With costs continually rising, plus the escalating violence at more and more events, it just makes no sense to leave your home.

August 25, 2011|T.J. Simers
  • Fans at Danny K's Sports Cafe & Billiards in Orange watch a Ducks playoff game.
Fans at Danny K's Sports Cafe & Billiards in Orange watch a Ducks… (Robert Lachman / Los Angeles…)

You people baffle me.

Why would you contend with L.A. traffic, pay as much as $25 to park when teams should be happy you are still showing up in these difficult times? You buy a ticket, food, drink and call it a good night if you're not shot, stabbed, beaten up or sickened by the stench of the guy who is cussing and sitting next to you.

Are you that thirsty for a beer?

You go to a game these days, and you already know it's like a walk across the park late at night. Maybe you make it home, maybe you don't.

Two people were shot outside Candlestick Park, another left beaten in a bathroom. We know what happened outside Dodger Stadium on opening day, and only last December more than 40 USC-UCLA fans in a melee left two people stabbed.

Thank heavens none of our local teams are any good; no need to worry about celebratory riots.

You want to attend a game these days, and beyond guts it takes a loan. One way or another, you're gonna get hurt.

So how does it feel to be played for fools?

Over at UCLA they are hammering away to spruce up Pauley Pavilion and provide more seating.

Why?

Well, they want more of your money.

The Bruins' basketball team played 34 games in the building the last two years, failed to sell out and drew fewer than 9,000 fans on 26 occasions.

The Bruins are still coached by Ben Howland — nice guy, good coach, but the basketball is dreadfully boring. It doesn't matter what building he's working in.

The only thing that will change will be the cost of the UCLA basketball experience.
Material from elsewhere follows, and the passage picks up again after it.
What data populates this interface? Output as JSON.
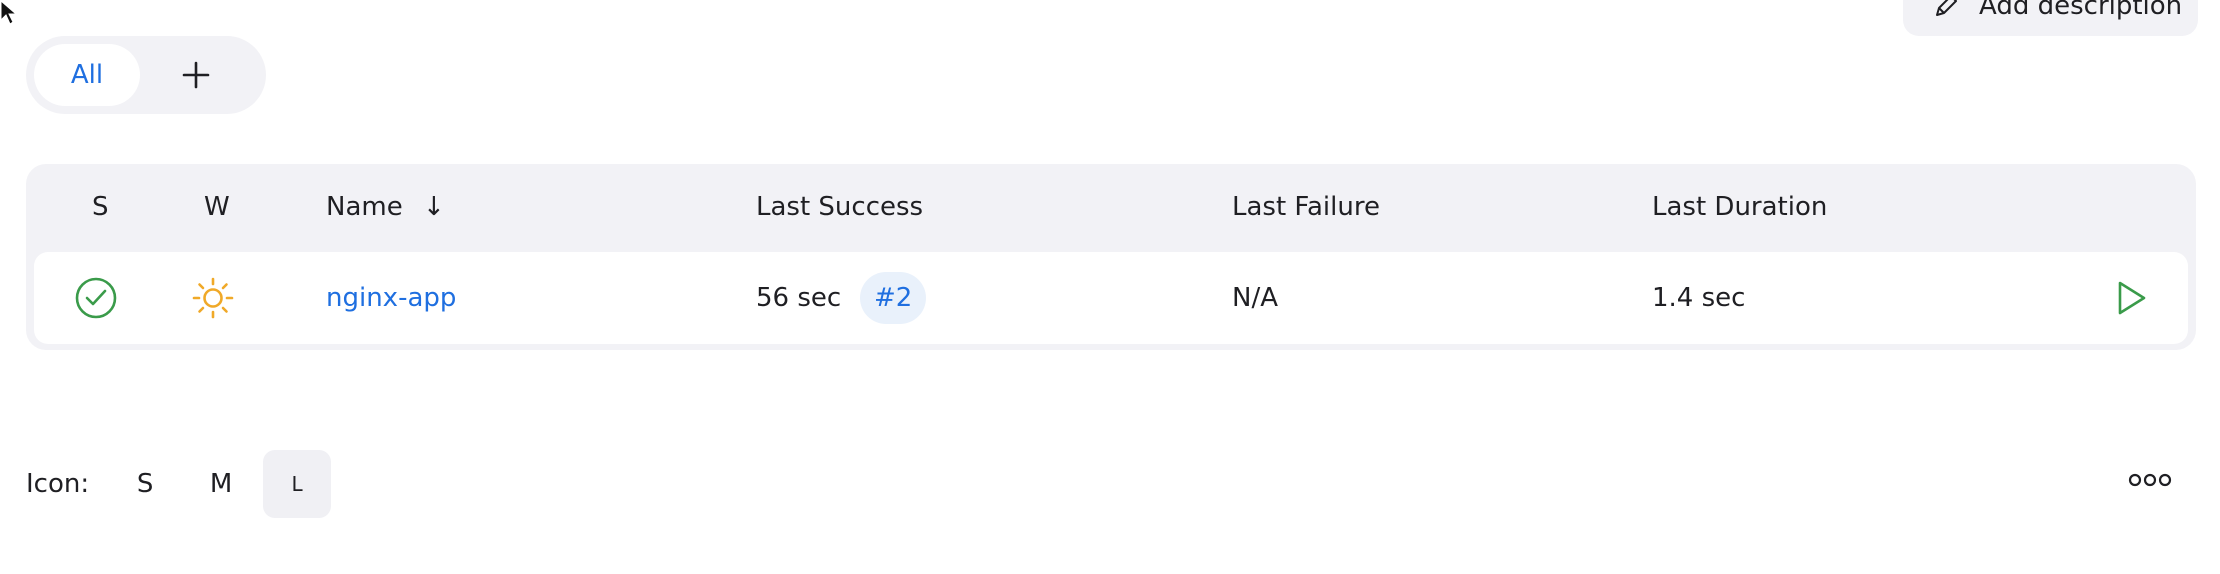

Longtime donors, for example, previously paid $6,592 for four tickets and will be obliged to pay $17,592 for the same view but in fancier seats.

It appears we're also going to have a new football stadium downtown, and there will almost have to be a new Dodger Stadium.

If you think Dodger Stadium is starting to have a Sports Arena feel to it, wait until the football stadium opens by way of comparison and the rich folks settle into their Staples Center and Farmers Field luxury boxes.

OK, so football coming to town is probably a boon for AEG, which may sell more condos downtown, and congratulations to anyone else who might benefit by getting a job.

I'll go to the games, of course, getting in free with a press pass and hoping the company still pays for parking and food.

But I'm not so sure AEG wouldn't be better off building a massive studio, placing a football field inside and making it a TV show like we've never seen before.

I think we're going to see attendance drop everywhere in sports as stadiums become too costly and dangerous for families.

That's why TV money, which is guaranteed money, is so important to teams. The Lakers, for example, have struck a new deal that will ensure their financial success for decades whether you come to the games or you don't.

Ask yourself, as you notice things changing: Why would you ever consider going to a sporting event again? And why would you if the event was being shown on TV?

When is the last time you stood in line to go to the bathroom in your own home?

As it is, the folks in the Los Angeles area should understand better than anyone, it's no great loss staying home.

You take two NFL teams away at the same time and don't replace them for a span of 17 years, and as anyone here could tell you, it makes for great TV.

Yes, I'm excited about the return of the Chargers, but only because I look forward to tormenting the Goofs.

The rest of you should be very upset; many of you no longer will get as many NFL games on TV once the Chargers arrive.

And for those among you who intend to buy tickets, you are about to be ripped off.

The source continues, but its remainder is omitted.